Class ReadRowsStream (2.12.0)

ReadRowsStream(client, name, offset, read_rows_kwargs, retry_delay_callback=None)

A stream of results from a read rows request.

This stream is an iterable of ReadRowsResponse. Iterate over it to fetch all row messages.

If the fastavro library is installed, use the rows() method to parse all messages into a stream of row dictionaries.

If the pandas and fastavro libraries are installed, use the to_dataframe() method to parse all messages into a pandas.DataFrame.

This object should not be created directly, but is returned by other methods in this library.

Methods

ReadRowsStream

ReadRowsStream(client, name, offset, read_rows_kwargs, retry_delay_callback=None)

Construct a ReadRowsStream.

Parameters
Name Description
client google.cloud.bigquery_storage_v1.services big_query_read.BigQueryReadClient

A GAPIC client used to reconnect to a ReadRows stream. This must be the GAPIC client to avoid a circular dependency on this class.

name str

Required. Stream ID from which rows are being read.

offset int

Required. Position in the stream to start reading from. The offset requested must be less than the last row read from ReadRows. Requesting a larger offset is undefined.

read_rows_kwargs dict

Keyword arguments to use when reconnecting to a ReadRows stream.

retry_delay_callback Optional[Callable[[float], None]]

If the client receives a retryable error that asks the client to delay its next attempt and retry_delay_callback is not None, ReadRowsStream will call retry_delay_callback with the delay duration (in seconds) before it starts sleeping until the next attempt.

Returns
Type Description
Iterable[ google.cloud.bigquery_storage_v1.servicesReadRowsResponse ] A sequence of row messages.

__iter__

__iter__()

An iterable of messages.

Returns
Type Description
Iterable[ ReadRowsResponse ] A sequence of row messages.

rows

rows(read_session=None)

Iterate over all rows in the stream.

This method requires the fastavro library in order to parse row messages in avro format. For arrow format messages, the pyarrow library is required.

Parameter
Name Description
read_session Optional[ReadSession]

DEPRECATED. This argument was used to specify the schema of the rows in the stream, but now the first message in a read stream contains this information.

Returns
Type Description
Iterable[Mapping] A sequence of rows, represented as dictionaries.

to_arrow

to_arrow(read_session=None)

Create a pyarrow.Table of all rows in the stream.

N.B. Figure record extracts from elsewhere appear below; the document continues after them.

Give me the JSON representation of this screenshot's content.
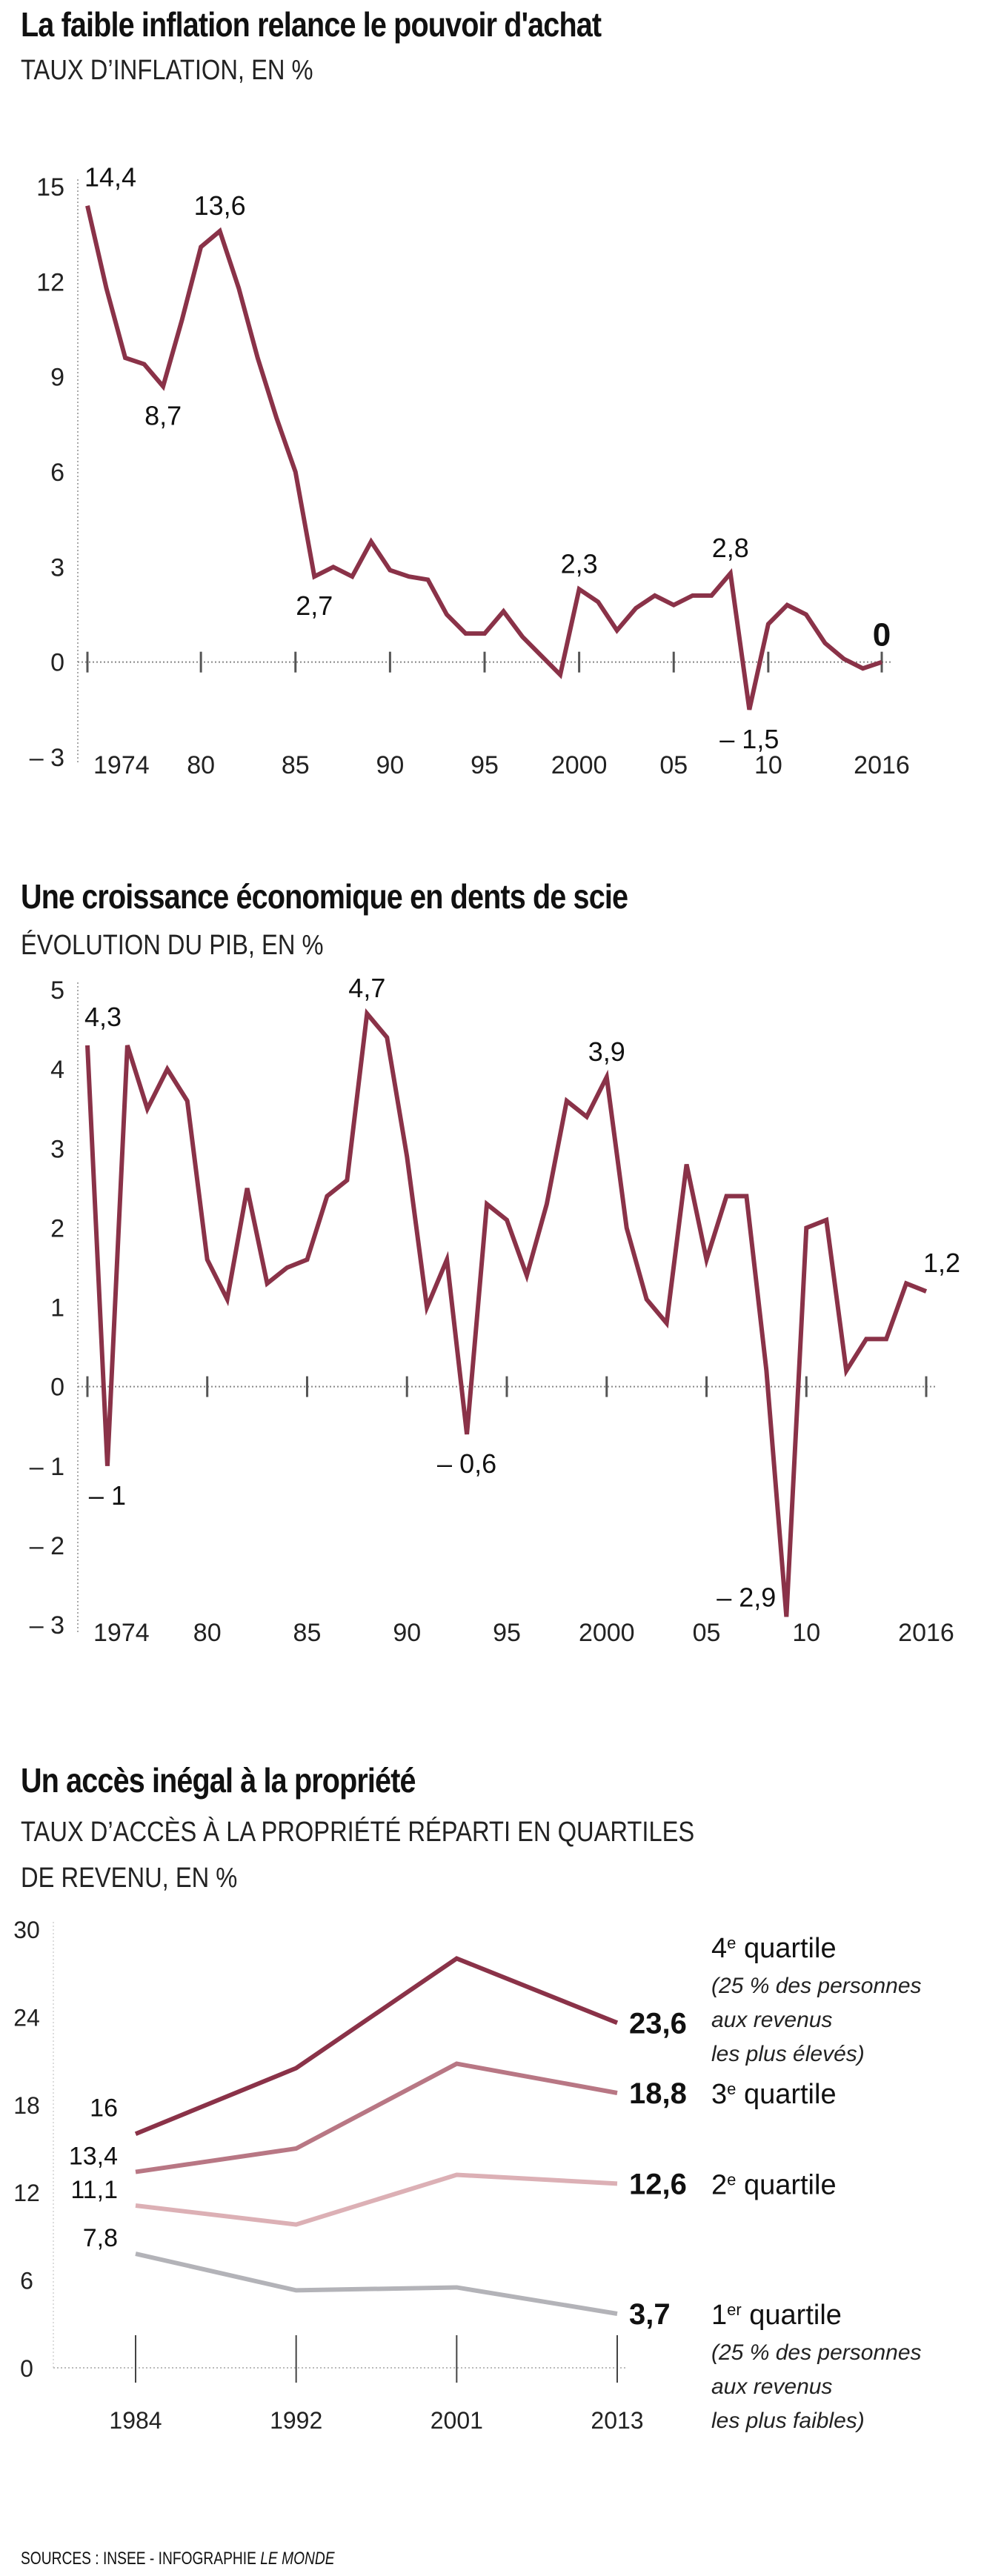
{
  "source": {
    "prefix": "SOURCES : INSEE - INFOGRAPHIE ",
    "brand": "LE MONDE"
  },
  "chart_data": [
    {
      "id": "inflation",
      "type": "line",
      "title": "La faible inflation relance le pouvoir d'achat",
      "subtitle": "TAUX D’INFLATION, EN %",
      "xlabel": "",
      "ylabel": "",
      "x": [
        1974,
        1975,
        1976,
        1977,
        1978,
        1979,
        1980,
        1981,
        1982,
        1983,
        1984,
        1985,
        1986,
        1987,
        1988,
        1989,
        1990,
        1991,
        1992,
        1993,
        1994,
        1995,
        1996,
        1997,
        1998,
        1999,
        2000,
        2001,
        2002,
        2003,
        2004,
        2005,
        2006,
        2007,
        2008,
        2009,
        2010,
        2011,
        2012,
        2013,
        2014,
        2015,
        2016
      ],
      "series": [
        {
          "name": "Taux d'inflation",
          "color": "#8a3248",
          "values": [
            14.4,
            11.8,
            9.6,
            9.4,
            8.7,
            10.8,
            13.1,
            13.6,
            11.8,
            9.6,
            7.7,
            6.0,
            2.7,
            3.0,
            2.7,
            3.8,
            2.9,
            2.7,
            2.6,
            1.5,
            0.9,
            0.9,
            1.6,
            0.8,
            0.2,
            -0.4,
            2.3,
            1.9,
            1.0,
            1.7,
            2.1,
            1.8,
            2.1,
            2.1,
            2.8,
            -1.5,
            1.2,
            1.8,
            1.5,
            0.6,
            0.1,
            -0.2,
            0.0
          ]
        }
      ],
      "ylim": [
        -3,
        15
      ],
      "yticks": [
        15,
        12,
        9,
        6,
        3,
        0,
        -3
      ],
      "ytick_labels": [
        "15",
        "12",
        "9",
        "6",
        "3",
        "0",
        "– 3"
      ],
      "xticks": [
        1974,
        1980,
        1985,
        1990,
        1995,
        2000,
        2005,
        2010,
        2016
      ],
      "xtick_labels": [
        "1974",
        "80",
        "85",
        "90",
        "95",
        "2000",
        "05",
        "10",
        "2016"
      ],
      "annotations": [
        {
          "x": 1974,
          "y": 14.4,
          "text": "14,4",
          "pos": "above-right"
        },
        {
          "x": 1978,
          "y": 8.7,
          "text": "8,7",
          "pos": "below"
        },
        {
          "x": 1981,
          "y": 13.6,
          "text": "13,6",
          "pos": "above"
        },
        {
          "x": 1986,
          "y": 2.7,
          "text": "2,7",
          "pos": "below"
        },
        {
          "x": 2000,
          "y": 2.3,
          "text": "2,3",
          "pos": "above"
        },
        {
          "x": 2008,
          "y": 2.8,
          "text": "2,8",
          "pos": "above"
        },
        {
          "x": 2009,
          "y": -1.5,
          "text": "– 1,5",
          "pos": "below"
        },
        {
          "x": 2016,
          "y": 0.0,
          "text": "0",
          "pos": "above-bold"
        }
      ],
      "grid": false,
      "zero_line": "dotted"
    },
    {
      "id": "gdp",
      "type": "line",
      "title": "Une croissance économique en dents de scie",
      "subtitle": "ÉVOLUTION DU PIB, EN %",
      "xlabel": "",
      "ylabel": "",
      "x": [
        1974,
        1975,
        1976,
        1977,
        1978,
        1979,
        1980,
        1981,
        1982,
        1983,
        1984,
        1985,
        1986,
        1987,
        1988,
        1989,
        1990,
        1991,
        1992,
        1993,
        1994,
        1995,
        1996,
        1997,
        1998,
        1999,
        2000,
        2001,
        2002,
        2003,
        2004,
        2005,
        2006,
        2007,
        2008,
        2009,
        2010,
        2011,
        2012,
        2013,
        2014,
        2015,
        2016
      ],
      "series": [
        {
          "name": "Évolution du PIB",
          "color": "#8a3248",
          "values": [
            4.3,
            -1.0,
            4.3,
            3.5,
            4.0,
            3.6,
            1.6,
            1.1,
            2.5,
            1.3,
            1.5,
            1.6,
            2.4,
            2.6,
            4.7,
            4.4,
            2.9,
            1.0,
            1.6,
            -0.6,
            2.3,
            2.1,
            1.4,
            2.3,
            3.6,
            3.4,
            3.9,
            2.0,
            1.1,
            0.8,
            2.8,
            1.6,
            2.4,
            2.4,
            0.2,
            -2.9,
            2.0,
            2.1,
            0.2,
            0.6,
            0.6,
            1.3,
            1.2
          ]
        }
      ],
      "ylim": [
        -3,
        5
      ],
      "yticks": [
        5,
        4,
        3,
        2,
        1,
        0,
        -1,
        -2,
        -3
      ],
      "ytick_labels": [
        "5",
        "4",
        "3",
        "2",
        "1",
        "0",
        "– 1",
        "– 2",
        "– 3"
      ],
      "xticks": [
        1974,
        1980,
        1985,
        1990,
        1995,
        2000,
        2005,
        2010,
        2016
      ],
      "xtick_labels": [
        "1974",
        "80",
        "85",
        "90",
        "95",
        "2000",
        "05",
        "10",
        "2016"
      ],
      "annotations": [
        {
          "x": 1974,
          "y": 4.3,
          "text": "4,3",
          "pos": "above-right"
        },
        {
          "x": 1975,
          "y": -1.0,
          "text": "– 1",
          "pos": "below"
        },
        {
          "x": 1988,
          "y": 4.7,
          "text": "4,7",
          "pos": "above"
        },
        {
          "x": 1993,
          "y": -0.6,
          "text": "– 0,6",
          "pos": "below"
        },
        {
          "x": 2000,
          "y": 3.9,
          "text": "3,9",
          "pos": "above"
        },
        {
          "x": 2009,
          "y": -2.9,
          "text": "– 2,9",
          "pos": "left"
        },
        {
          "x": 2016,
          "y": 1.2,
          "text": "1,2",
          "pos": "above-right"
        }
      ],
      "grid": false,
      "zero_line": "dotted"
    },
    {
      "id": "property",
      "type": "line",
      "title": "Un accès inégal à la propriété",
      "subtitle_lines": [
        "TAUX D’ACCÈS À LA PROPRIÉTÉ RÉPARTI EN QUARTILES",
        "DE REVENU, EN %"
      ],
      "xlabel": "",
      "ylabel": "",
      "categories": [
        "1984",
        "1992",
        "2001",
        "2013"
      ],
      "series": [
        {
          "name": "4e quartile",
          "ordinal": "4",
          "sup": "e",
          "label": " quartile",
          "note": [
            "(25 % des personnes",
            "aux revenus",
            "les plus élevés)"
          ],
          "color": "#8a3248",
          "values": [
            16.0,
            20.5,
            28.0,
            23.6
          ],
          "start_label": "16",
          "end_label": "23,6"
        },
        {
          "name": "3e quartile",
          "ordinal": "3",
          "sup": "e",
          "label": " quartile",
          "note": [],
          "color": "#b87784",
          "values": [
            13.4,
            15.0,
            20.8,
            18.8
          ],
          "start_label": "13,4",
          "end_label": "18,8"
        },
        {
          "name": "2e quartile",
          "ordinal": "2",
          "sup": "e",
          "label": " quartile",
          "note": [],
          "color": "#dcb0b5",
          "values": [
            11.1,
            9.8,
            13.2,
            12.6
          ],
          "start_label": "11,1",
          "end_label": "12,6"
        },
        {
          "name": "1er quartile",
          "ordinal": "1",
          "sup": "er",
          "label": " quartile",
          "note": [
            "(25 % des personnes",
            "aux revenus",
            "les plus faibles)"
          ],
          "color": "#b3b3b8",
          "values": [
            7.8,
            5.3,
            5.5,
            3.7
          ],
          "start_label": "7,8",
          "end_label": "3,7"
        }
      ],
      "ylim": [
        0,
        30
      ],
      "yticks": [
        30,
        24,
        18,
        12,
        6,
        0
      ],
      "ytick_labels": [
        "30",
        "24",
        "18",
        "12",
        "6",
        "0"
      ],
      "legend": "right",
      "grid": false,
      "zero_line": "dotted"
    }
  ]
}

This method requires the pyarrow library and a stream using the Arrow format.

Parameter
Name Description
read_session ReadSession

DEPRECATED. This argument was used to specify the schema of the rows in the stream, but now the first message in a read stream contains this information.

Returns
Type Description
pyarrow.Table A table of all rows in the stream.

to_dataframe

to_dataframe(read_session=None, dtypes=None)

Create a pandas.DataFrame of all rows in the stream.

This method requires the pandas libary to create a data frame and the fastavro library to parse row messages.

Parameters
Name Description
read_session ReadSession

DEPRECATED. This argument was used to specify the schema of the rows in the stream, but now the first message in a read stream contains this information.

dtypes Map[str, Union[str, pandas.Series.dtype]]

Optional. A dictionary of column names pandas dtypes. The provided dtype is used when constructing the series for the column specified. Otherwise, the default pandas behavior is used.

Returns
Type Description
pandas.DataFrame A data frame of all rows in the stream.